Burn-out ist zu einem Massenphänomen geworden

Hunderttausende Deutsche erkranken jedes Jahr an ihrer Arbeit. Nicht nur der Körper der Menschen wehrt sich, in zunehmendem Maß erkrankt auch ihre Seele. In der Arbeitswelt greift die Krankheit Burn-out immer mehr um sich – die Merkmale sind Kopfweh, Traurigkeit und Erschöpfung. Der Burn-out entwickelt sich immer mehr zu einer Volkskrankheit in Deutschland. Selbst ein paar Wochen Urlaub richten diese Menschen nicht mehr auf, sie sind einfach ausgebrannt und werden depressiv. Seit Anfang der neunziger Jahre haben die psychischen Erkrankungen der Arbeitnehmer in Deutschland dramatisch zugenommen.

Eine Million Menschen erkranken jedes Jahr in Deutschland an ihrer Seele

Nach Angaben der Krankenkassen haben sich bis heute auf eine Million Fälle pro Jahr verdoppelt. Mediziner vergleichen den psychischen Zusammenbruch gerne mit einem Herzinfarkt. In beiden Fällen kommen das Herz und die Seele mit dem geforderten Arbeitstempo und Belastungen am Arbeitsplatz nicht mehr zurecht. Die psychischen Leiden treten nicht mehr vereinzelt auf, sondern sind zu einem Massenphänomen geworden.

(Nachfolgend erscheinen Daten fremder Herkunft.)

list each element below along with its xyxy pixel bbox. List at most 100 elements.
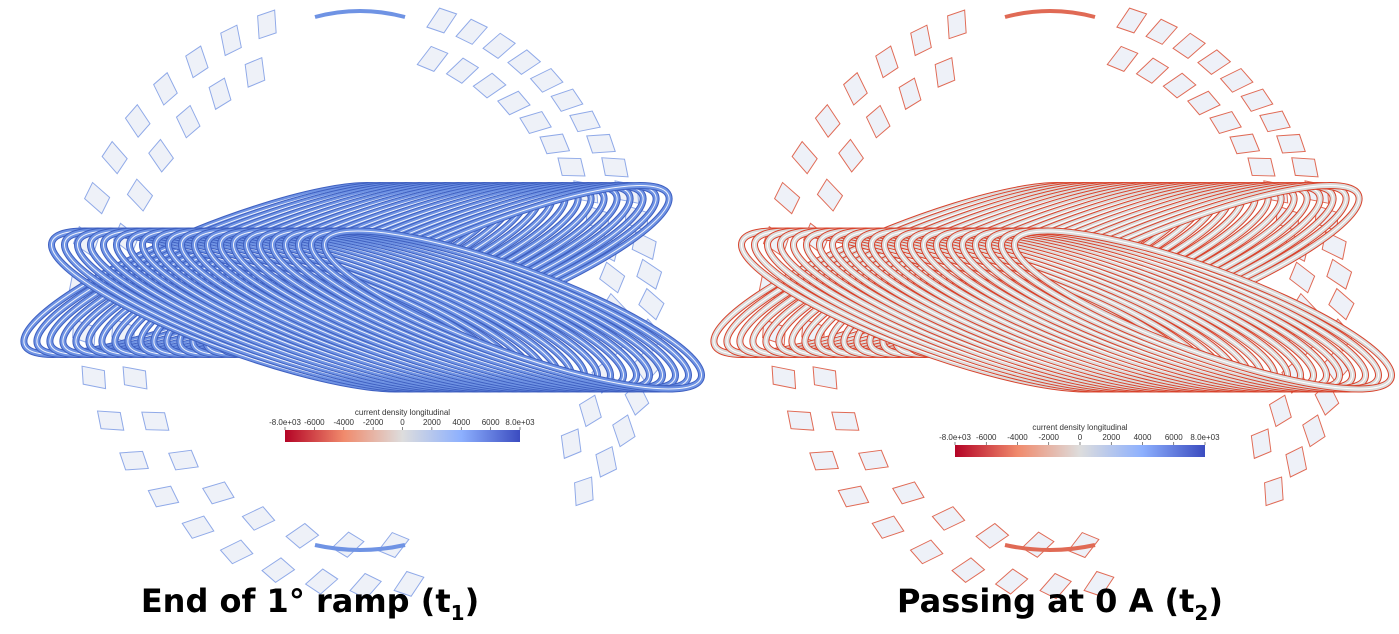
magnet-block — [1251, 429, 1271, 458]
magnet-block — [602, 158, 628, 177]
magnet-block — [102, 142, 127, 174]
colorbar-tick-label: -8.0e+03 — [269, 418, 301, 427]
magnet-block — [262, 558, 294, 583]
magnet-block — [832, 412, 859, 430]
magnet-block — [932, 507, 964, 530]
colorbar — [955, 445, 1205, 457]
magnet-block — [813, 367, 837, 389]
magnet-block — [508, 50, 540, 75]
magnet-block — [242, 507, 274, 530]
magnet-block — [540, 134, 569, 154]
magnet-block — [893, 482, 924, 504]
magnet-block — [911, 540, 943, 564]
magnet-block — [866, 105, 889, 137]
magnet-block — [123, 367, 147, 389]
magnet-block — [587, 134, 616, 153]
magnet-block — [838, 486, 868, 507]
magnet-block — [1107, 46, 1137, 71]
colorbar-tick-label: -8.0e+03 — [939, 433, 971, 442]
magnet-block — [332, 532, 364, 557]
magnet-block — [570, 111, 600, 132]
magnet-block — [815, 105, 840, 137]
colorbar-tick-label: 2000 — [423, 418, 441, 427]
simulation-render — [9, 8, 1399, 598]
magnet-block — [639, 289, 664, 320]
magnet-block — [1198, 50, 1230, 75]
magnet-block — [498, 91, 530, 114]
magnet-block — [531, 69, 563, 93]
magnet-block — [1022, 532, 1054, 557]
magnet-block — [85, 182, 110, 213]
magnet-block — [596, 447, 617, 477]
magnet-block — [456, 19, 487, 44]
colorbars: current density longitudinal-8.0e+03-600… — [255, 406, 1235, 461]
colorbar-tick-label: 8.0e+03 — [505, 418, 535, 427]
magnet-block — [859, 450, 888, 470]
colorbar-tick-label: 6000 — [482, 418, 500, 427]
magnet-block — [142, 412, 169, 430]
magnet-block — [792, 142, 817, 174]
magnet-block — [613, 415, 635, 447]
magnet-block — [558, 158, 585, 176]
magnet-block — [810, 451, 839, 470]
colorbar-tick-label: -2000 — [363, 418, 384, 427]
magnet-block — [1327, 259, 1352, 289]
colorbar-tick-label: -2000 — [1039, 433, 1060, 442]
magnet-block — [788, 411, 814, 430]
magnet-block — [1290, 262, 1315, 292]
magnet-block — [579, 395, 601, 426]
magnet-block — [447, 58, 479, 83]
magnet-block — [182, 516, 214, 538]
magnet-block — [221, 25, 242, 55]
magnet-block — [911, 25, 932, 55]
magnet-block — [1163, 73, 1195, 98]
magnet-block — [551, 89, 583, 111]
magnet-block — [1117, 8, 1147, 33]
magnet-block — [899, 78, 921, 109]
colorbar-tick-label: -6000 — [304, 418, 325, 427]
magnet-block — [483, 33, 515, 58]
magnet-block — [176, 105, 199, 137]
magnet-block — [575, 477, 594, 506]
magnet-block — [1269, 395, 1291, 426]
magnet-block — [82, 366, 106, 388]
magnet-block — [1221, 69, 1253, 93]
magnet-block — [286, 524, 318, 549]
magnet-block — [1188, 91, 1220, 114]
magnet-block — [125, 105, 150, 137]
colorbar-tick-label: -6000 — [976, 433, 997, 442]
magnet-block — [952, 558, 984, 583]
magnet-block — [1210, 112, 1241, 134]
colorbar-tick-label: 2000 — [1102, 433, 1120, 442]
magnet-block — [427, 8, 457, 33]
magnet-block — [209, 78, 231, 109]
caption-close: ) — [1208, 582, 1223, 620]
caption-text: Passing at 0 A (t — [897, 582, 1194, 620]
magnet-block — [221, 540, 253, 564]
colorbar-tick-label: 0 — [1078, 433, 1083, 442]
magnet-block — [169, 450, 198, 470]
magnet-block — [976, 524, 1008, 549]
magnet-block — [1303, 415, 1325, 447]
magnet-block — [935, 58, 955, 87]
magnet-block — [127, 179, 152, 211]
caption-close: ) — [465, 582, 480, 620]
colorbar-title: current density longitudinal — [355, 408, 450, 417]
magnet-block — [817, 179, 842, 211]
magnet-block — [872, 516, 904, 538]
caption-text: End of 1° ramp (t — [141, 582, 451, 620]
colorbar-tick-label: 4000 — [1134, 433, 1152, 442]
magnet-block — [1292, 158, 1318, 177]
magnet-block — [417, 46, 447, 71]
magnet-block — [149, 139, 174, 171]
magnet-block — [148, 486, 178, 507]
magnet-block — [258, 10, 277, 39]
magnet-block — [1173, 33, 1205, 58]
end-cap — [1005, 11, 1095, 17]
magnet-block — [839, 139, 864, 171]
colorbar-title: current density longitudinal — [1032, 423, 1127, 432]
colorbar — [285, 430, 520, 442]
magnet-block — [203, 482, 234, 504]
magnet-block — [1260, 111, 1290, 132]
colorbar-tick-label: -4000 — [334, 418, 355, 427]
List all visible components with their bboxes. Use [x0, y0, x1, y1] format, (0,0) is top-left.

Für den Psychiater Hans-Peter Unger, der als Chefarzt in der Asklepios-Klinik in Hamburg-Harburg arbeitet, gibt es bei einer Erschöpfungsdepression oder dem Burn-out, nicht die eine entscheidende Ursache, die für den Zusammenbruch eines Menschen verantwortlich ist. Es ist immer ein Bündel von Risikofaktoren, die eine psychische Erkrankung wahrscheinlich machen. Dazu zählen beispielsweise ein Chef, der sich wie ein Diktator aufführt, Kollegen, die Intrigen spinnen oder der eigene Hang zum Perfektionismus.

Burn-out ist ein Leiden der Reichen

Jochen von Wahlert, der Ärztliche Direktor der Helios Klinik Bad Grönenbach im Allgäu, beschreibt die Menschen, die wegen Burn-out in seine Klinik kommen: „Die meisten, die zu uns kommen, sind hoch qualifiziert, sicher angestellt und materiell gut versorgt.“ Zu ihnen zählen Banker, Ärzte, Anwälte und Manager. Es sind erfolgreiche Leute, die sich auf einmal die Frage stellen, für was sie sich den ganzen Stress in ihrem Berufsleben angetan haben.

Sie sind von dem entmutigenden Gefühl gefangen, immer schneller zu rennen und sich doch keinem Ziel zu nähern. Viele Menschen die an Burn-out leiden, haben seltsamerweise finanziell längst ausgesorgt – sie besitzen Häuser, Grundstücke und teure Autos. Dennoch wollen sie die Tretmühle des stressigen Arbeitsalltags nicht verlassen, nicht einmal eine Reduktion ihrer Arbeitszeit kommt für sie in Frage. Geld spielt für sie bei der Arbeit keine Rolle mehr.

Alain Ehrenberg: „Das erschöpfte Selbst“

Diese erschöpften Seelen finden nur noch in ihrer Arbeit die Anerkennung, die es für sie im privaten Bereich längst nicht mehr gibt. Jochen von Wahlert erklärt dieses Phänomen: „Die Familie, die Freunde, die Gemeinschaft in der Kirche, all das erhöht den Schutz vor seelischer Erkrankung.“ Der französische Soziologe Alain Ehrenberg hat sich der Burn-out-Erkrankung in seinem Buch „Das erschöpfte Selbst“ wie folgt genähert.

In einer Zeit, in der alles erreichbar und alles umsetzbar scheint, steigen die Anforderungen an das eigene Selbst. Auf der anderen Seite sinkt die Zahl möglicher Entschuldigungen, wenn ein Mensch versagt. Da heute jeder für sich selbst verantwortlich ist, liegt ein Scheitern nur im eigenen Ich begründet. Das Selbst muss die Last des Erfolgszwangs tragen. Nicht jeder schafft das – manche brechen unter der Last psychisch zusammen.